Schools excluding pupils illegally, report says
Some schools in England are "acting illegally or unscrupulously" by excluding pupils by unofficial means,a Centre for Social Justice reportsays.
Some schools encourage parents to remove difficult children, avoiding officially excluding them but providing no support, the think tank report says.
It also calls for benefit cuts for parents who refuse all help with disruptive children.
The government said it was working to improve education for excluded pupils.
The report, No Excuses: A review of educational exclusion, is based on interviews with more than 100 heads, teachers, parents, pupils, local authority, voluntary and private sector workers, academics and other professionals.
It calls for more transparency in the area of school exclusions, saying official figures do not provide an accurate picture of exclusions in some schools.
Schools can transfer or swap pupils into alternative provision such as pupil referral units (PRUs) and vocational training without officially excluding them, it says.
Some schools are "failing to comply with their legal obligations" or are "carrying out unofficial illegal exclusions", the CSJ says. It outlined practices which include:
- Encouraging parents to withdraw their children from school voluntarily with a warning that the child would otherwise be permanently excluded, when a school with evidence for excluding a child has an obligation to pursue formal exclusion
- Using part-time schooling arrangements - allowed for children who have been ill or those returning after exclusion - as an alternative to permanent exclusion, when they are meant to be just a short-term measure
- Sending pupils out of school for a "cooling off" period, rather than using a formal short-term exclusion, when statutory guidance states this is illegal
- Using a school's powers to refer a pupil to other provision, such as off-site vocational training, as an alternative to exclusion, when the guidance says it should not be used for this purpose
"Some schools are taking an 'out of sight out of mind' approach to challenging pupils, and getting their behaviour ''off their hands", the report says.
The number of permanent exclusions has dropped in recent years, from 12,300 in 1997-8 to 5,740 in 2009-10, and the number of suspensions (fixed-term exclusions) have also dropped.
But the number of pupils educated in PRUs - units for pupils for whom mainstream education is not considered suitable - almost doubled between 1997 and 2007, the report points out.
"Although the number of permanent exclusions appears to be reducing, it is impossible to be clear of progress, given the uncertainty about the level of unofficial exclusions being used," the CSJ says.
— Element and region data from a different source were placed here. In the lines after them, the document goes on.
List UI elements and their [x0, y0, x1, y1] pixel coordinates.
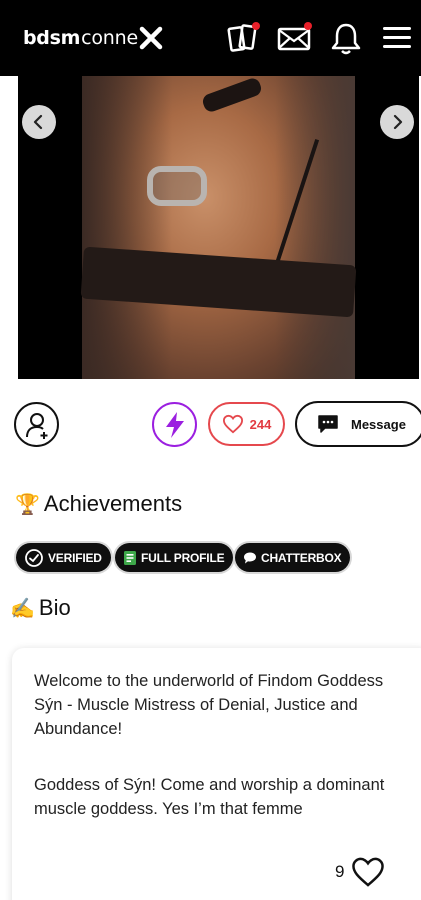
message-button[interactable]: Message [295, 401, 421, 447]
add-user-icon [25, 412, 47, 439]
mail-icon[interactable] [274, 18, 314, 58]
mail-notification-dot [304, 22, 312, 30]
add-friend-button[interactable] [14, 402, 59, 447]
heart-outline-icon [352, 857, 385, 887]
bio-like-count: 9 [335, 862, 345, 881]
bio-paragraph-2: Goddess of Sýn! Come and worship a domin… [34, 776, 385, 818]
bio-paragraph-1: Welcome to the underworld of Findom Godd… [34, 672, 384, 738]
top-nav-bar: bdsm conne [0, 0, 421, 76]
logo-text-bold: bdsm [23, 27, 81, 49]
badge-verified: VERIFIED [16, 543, 111, 572]
bio-heading: ✍ Bio [10, 595, 71, 621]
bell-icon[interactable] [326, 18, 366, 58]
bio-like-button[interactable]: 9 [335, 856, 386, 888]
cards-icon[interactable] [222, 18, 262, 58]
trophy-icon: 🏆 [15, 493, 40, 516]
check-circle-icon [25, 548, 43, 567]
message-button-label: Message [351, 416, 406, 432]
heart-outline-icon [222, 414, 243, 434]
achievements-title: Achievements [43, 491, 183, 516]
achievements-heading: 🏆 Achievements [15, 491, 182, 517]
badge-chatterbox: CHATTERBOX [235, 543, 351, 572]
logo-text-light: conne [81, 27, 138, 49]
profile-photo [80, 76, 357, 379]
carousel-prev-button[interactable] [22, 105, 56, 139]
profile-card-icon [124, 550, 136, 565]
logo-x-mark-icon [139, 26, 163, 50]
lightning-bolt-icon [165, 411, 184, 438]
profile-like-count: 244 [249, 416, 272, 432]
bio-title: Bio [38, 595, 71, 620]
chat-icon [318, 415, 338, 433]
speech-bubble-icon [244, 552, 256, 563]
carousel-next-button[interactable] [380, 105, 414, 139]
profile-photo-carousel[interactable] [18, 76, 419, 379]
profile-like-button[interactable]: 244 [208, 402, 285, 446]
badge-full-profile: FULL PROFILE [115, 543, 234, 572]
badge-chatterbox-label: CHATTERBOX [261, 550, 342, 565]
site-logo[interactable]: bdsm conne [23, 24, 163, 52]
badge-full-profile-label: FULL PROFILE [141, 550, 225, 565]
cards-notification-dot [252, 22, 260, 30]
badge-verified-label: VERIFIED [48, 550, 102, 565]
boost-button[interactable] [152, 402, 197, 447]
writing-hand-icon: ✍ [10, 597, 35, 620]
menu-icon[interactable] [377, 18, 417, 58]
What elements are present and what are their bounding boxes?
The report also recommends sanctions such as cuts to welfare or child benefit payments for use against parents who refuse all help offered by schools to tackle problem pupils.
CSJ chief executive Gavin Poole said: "In some cases there is a core of parents simply refusing to engage with the school and in their child's education.
"Parents have to face up to the responsibility of parenting."
Last week, Prime Minister David Cameron said that the government was considering cutting benefits for parents of pupils who played truant persistently.
The CSJ also warned of a "climate of fear gripping many pupils who feel unsafe in school".
Its researchers were told of cases where children as young as seven had been found carrying knives to school.
"Often the children said that they had brought the knives in because they were being bullied in school, to scare someone, or because they were being bullied by older children or, in one example, by someone's father, on their way home from school," the CSJ said.
"The extent to which pupils in some of our schools are feeling unsafe and the impact that weapon-carrying street gang activity and conflict is having on their behaviour is staggering."
The CSJ, however, also praised the work of some schools in providing disruptive pupils with extra support.
It said it had found shocking accounts of abuse and neglect which lead to poor behaviour and called for a shift towards early intervention to help students before their problems became serious.
The need was evident in the "tragic fact" of children excluded at an early age - for example, 320 children below the age of eight were permanently excluded from school in 2009-10, it said.
The report also welcomed government plans to pilot a system where schools are responsible for the funding and commissioning of provision for excluded pupils, and for their exam results.
But it warned that if targets for reducing exclusions were maintained, the system could inadvertently fuel unofficial exclusions.
The CSJ was founded by Iain Duncan-Smith, now Conservative Work and Pensions Secretary, and counts Labour figures such as Frank Field and David Blunkett, as well as Tories including William Hague on its advisory council.
Schools Minister Nick Gibb said: "We know that children who need to be taken out of mainstream schools are not getting the education they deserve."
He said the government was increasing the autonomy, accountability and diversity of alternative provision to help drive up standards.
Good or outstanding PRUs would be able to apply to become academies, operating outside local authority control, while schools would be given more power and responsibility to provide for excluded pupils, he said.
Mr Gove said early this month that far too few PRUs met the required standard, and said he had commissioned an adviser to explore how provision could be improved.
However, Russell Hobby, secretary general of the National Association of Head Teachers, said the study was mistaken in criticising the use of alternative provision before exclusion.
"In fact, this is essential, and getting a child with difficulties the swift specialist support they need can prevent exclusion and assist re-integration into the mainstream," he said.